Programs receive grants for research

Along with the development of the William Beaumont School of Medicine and the construction of the Human Health Building, Oakland University has demonstrated its emphasis on science education in the form of faculty research.

Within the past few months, several researchers have received grants from national institutions to conduct research in the scientific fields. One professor who received such a grant is Michael Sevilla, a professor of chemistry at OU. In August, Sevilla received $263,479 as part of a multi-year grant from the National Cancer Institute of the National Institute of Health.

Sevilla’s research group has focused their studies on free radical chemistry of biomolecules. Free radicals, which are highly unstable cells that bond to the surrounding cells, often cause problems in a person’s DNA and are frequently created during radiation treatments for cancer patients.

“My laboratory investigates processes that occur after high energy radiation interacts with DNA at the molecular level,” Sevilla said. “We employ instrumentation that detects molecules which have gained or lost an electron. Our work establishes the processes that lead to the site of the DNA damage.”

As hospitals begin to use ion beams to administer the treatments because they are seen as more accurate, Sevilla’s team is working to see how ionization may affect the creation of free radicals.
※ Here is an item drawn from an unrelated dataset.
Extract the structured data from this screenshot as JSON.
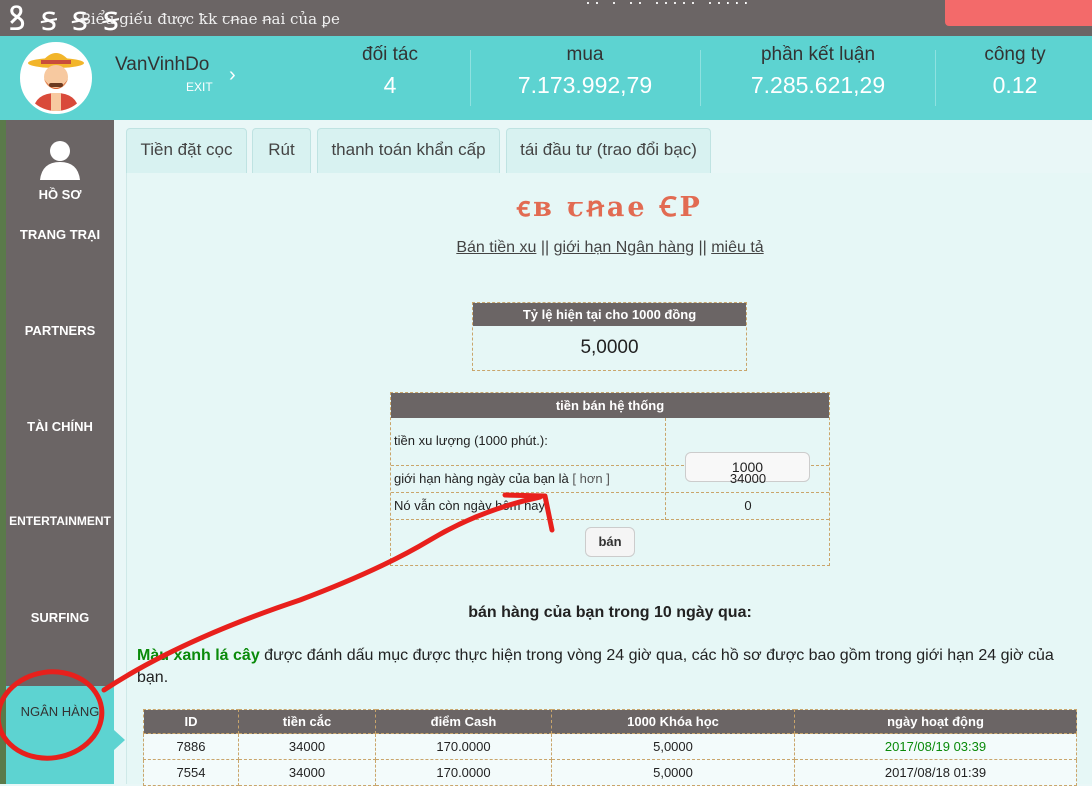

“We are now investigating the new mechanisms of formation of DNA damage that include excited states that are also produced by high energy irradiation,” Sevilla said. “We find that excited sates in concert with free radicals greatly enhance the damage to the sugar phosphate backbone of DNA resulting in strand breaks and loss of DNA functionality.”

The grant from the NHI will help sponsor the involvement in this research of two doctors who are doing post-doctoral work, as well as two graduate students and several undergraduate students.

Prior to this grant, Sevilla’s work has also received funding from the National Science Foundation, the American Chemical Association and the United States Department of Agriculture. Sevilla said the USDA was involved with his study of how radiation may be used for the preservation of food. His radiation research was approved, however radiation food preservation tactics are not yet used in the United States.

An additional grant was received by Andrei Slavin, a physics professor who also serves as chair of the Department of Physics. Slavin has received two grants from the National Science Foundation. The first will help fund his theoretical research on the creation of a model generator of microwaves. His theoretical research accompanies experimental research done by a group at the University of California – Irvine. The second grant applies to his research on the development of new artificial magnetic material. This research is part of Materials World Network, which involves work done by researchers from Ukraine, Spain and the United States.

Slavin stresses that although the grant process is especially competitive for theorists – which most of the OU physics department is comprised of – the 10-person department still has done well in the competition.

“The physics department brings in 25 percent of outside research money at Oakland University, or about $2 million a year,” Slavin said. “We’re competing with the best universities in the country.”

The grant money Slavin receives will also go toward hiring students and other important team members for his research.

“If these people are hired from outside, they work with me and the department and develop an opinion of Oakland University,” Slavin said. “We’re spreading the news that we’re fine here and we’re doing better than universities that are three times as large with three times as much money.”

Other grants that have been received by faculty in the OU scientific community include $446,742 toward Dr. Yang Xia’s work in detecting deterioration of cartilage to help detect osteoarthritis; a $299,995 grant to assist in the creation of the Interdisciplinary Research Experience in Electrical and Computer Engineering summer program for students, which is led by Dr. Osamah Rawashdeh, who is an electrical and computer engineering assistant professor; $1,054,638 from the U.S. Office of Naval Research for Dr. Xiangqun Zeng’s work on creating sensors to detect explosive devices; $1,060,410 as part of a five-year grant from St. John Health System to help develop the Riverview Project, which aims to help improve nursing education; and $114,075 to fund the Automotive and Energy Research and Industrial Mentorship Research Experience for Undergraduates program, which the National Science Foundation hopes will attract students – particularly females – to study mechanical engineering.